Si l’on en croit la propagande distillée par les canaux officiels de la province, le Gouverneur Jean Bakomito serait le nouveau bâtisseur de la chefferie de Wando. Pourtant, à Evaza, au pied du chantier flambant neuf de l’EP Mukalaya, les manœuvres et les maçons racontent une toute autre histoire. Notre enquête sur place révèle un hiatus saisissant entre les communiqués de presse et la réalité des fonds décaissés.
Le chantier de l’EP Mukalaya n’a jamais vu passer le moindre franc du Trésor public provincial ou national. Il est exclusivement financé par la cassette personnelle et les partenariats noués par Sa Majesté Constant Lungagbe Mbatanadu, Grand Chef de la chefferie de Wando et Député Provincial. Attribuer cette infrastructure au gouverneur Jean Bakomito relève d’une tentative de “hold-up mémoriel” qui indigne les notables de la contrée.
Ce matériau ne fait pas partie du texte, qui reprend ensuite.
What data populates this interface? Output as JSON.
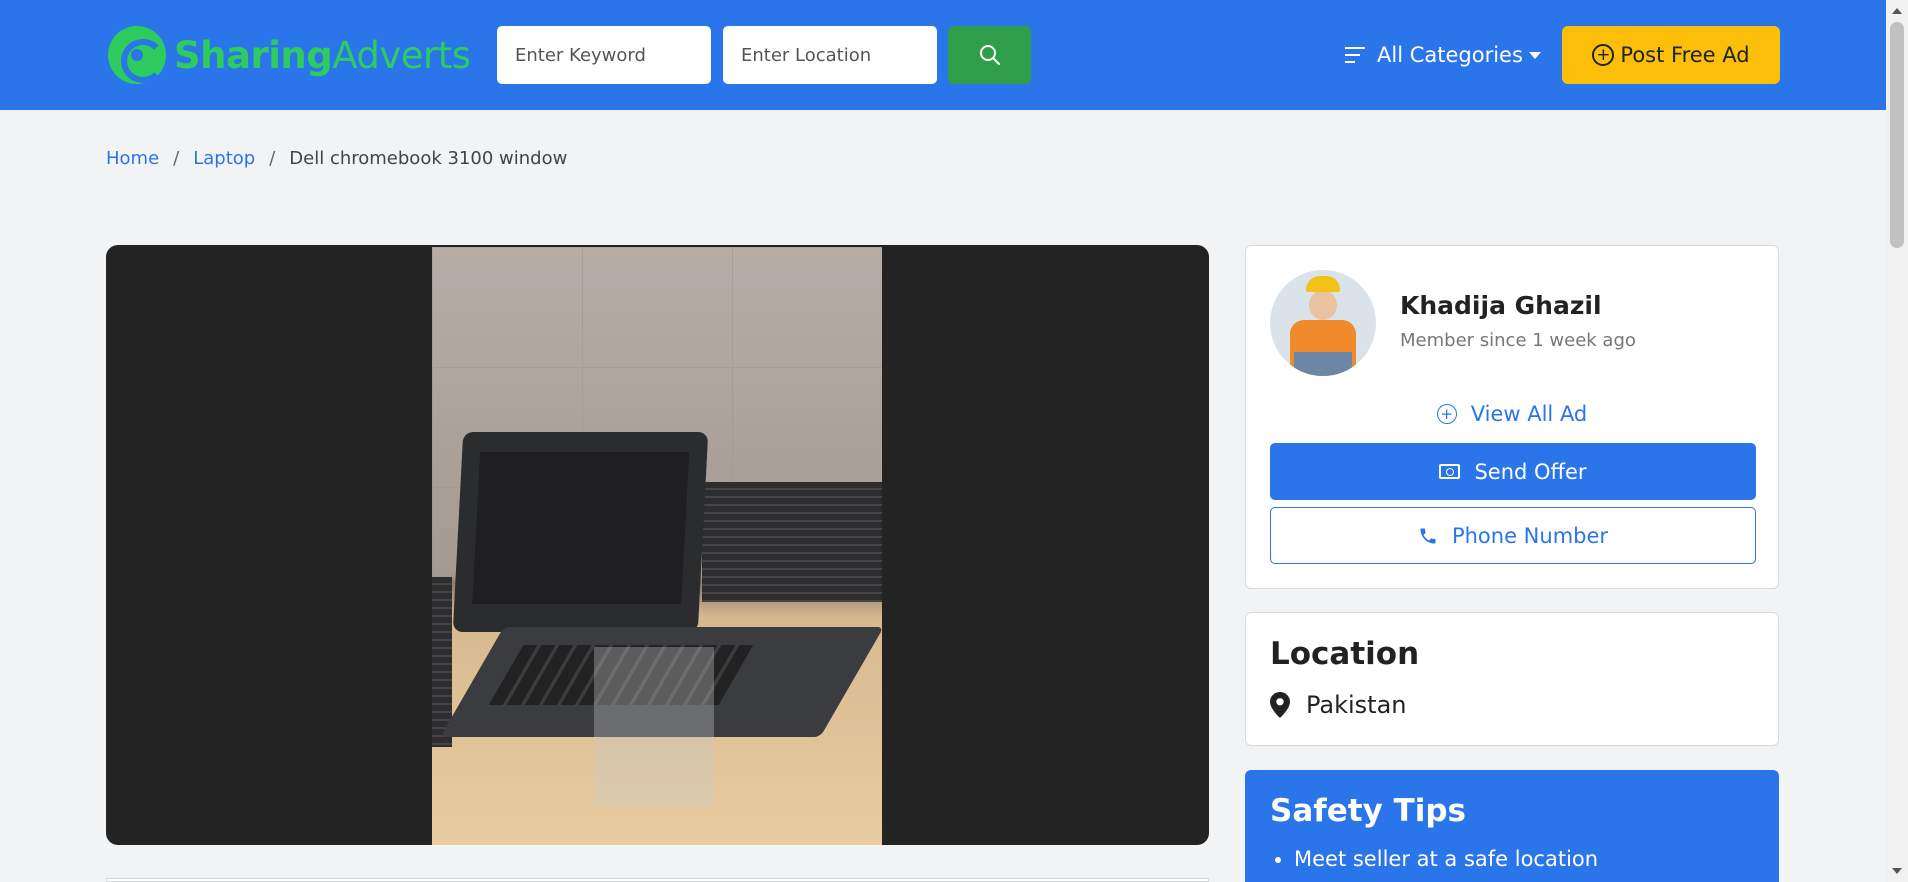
{
  "brand": {
    "name_bold": "Sharing",
    "name_light": "Adverts",
    "color": "#2ecc5e"
  },
  "header": {
    "keyword_placeholder": "Enter Keyword",
    "location_placeholder": "Enter Location",
    "categories_label": "All Categories",
    "post_ad_label": "Post Free Ad",
    "bg_color": "#2a75ea",
    "post_ad_color": "#fbbf0a"
  },
  "breadcrumb": {
    "home": "Home",
    "category": "Laptop",
    "current": "Dell chromebook 3100 window",
    "separator": "/"
  },
  "seller": {
    "name": "Khadija Ghazil",
    "member_since": "Member since 1 week ago",
    "view_all_label": "View All Ad",
    "send_offer_label": "Send Offer",
    "phone_label": "Phone Number"
  },
  "location": {
    "title": "Location",
    "value": "Pakistan"
  },
  "safety": {
    "title": "Safety Tips",
    "tips": [
      "Meet seller at a safe location"
    ]
  }
}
Ces derniers rappellent que les engins de terrassement aperçus sur la route Dungu-Ngilima ne portent pas l’emblème de la Province, mais bien le sigle des initiatives privées du chef Constant Lungagbe. La démonstration par la preuve est écrasante. Bien avant que le Gouverneur Jean Bakomito Gambu ne prenne ses fonctions, la chefferie de Wando était déjà un laboratoire de développement autofinancé. C’est de notoriété publique et nul ne peut feindre de l’ignorer.
Dans le seul secteur de l’éducation, et contrairement aux allégations selon lesquelles “aucune école n’existait”, Constant Lungagbe avait déjà injecté plus de 80 000 dollars américains sur ses fonds propres pour sortir de terre l’Institut Mbatanadu de Li-Mayi, un complexe de trois classes avec bloc administratif. En matière sanitaire, le centre de santé de Wandote et la polyclinique Wando fonctionnent grâce à son mécénat actif, y compris l’organisation de consultations ophtalmologiques gratuites avec des praticiens étrangers.
Le désenclavement de la région, attribué à tort aux projets gouvernementaux, est le fruit d’un plan local : le Grand Chef Constant Lungagbe a personnellement affrété pelles mécaniques et bulldozers pour réhabiliter la route Ndanda-Lera et moderniser les pistes agricoles vitales pour l’économie des ménages. Mieux, lorsqu’un partenaire minier comme Kibali Gold intervient sur l’EP Ngilima, c’est encore le leadership coutumier de Constant Lungagbe qui est cité comme facilitateur central.
Preuve que le développement à Wando suit un cap fixé par la chefferie, et non par le gouvernorat. Vouloir effacer le nom de Sa Majesté Constant Lungagbe de la pierre angulaire de Mukalaya, c’est tenter de réécrire l’histoire locale avec un feutre administratif. Cette manœuvre est d’autant plus maladroite qu’elle se heurte à la mémoire vive des populations de Wando. Ici, les habitants savent distinguer le bruit des discours politiques du vrombissement concret des chantiers financés sur fonds propres par leur autorité coutumière.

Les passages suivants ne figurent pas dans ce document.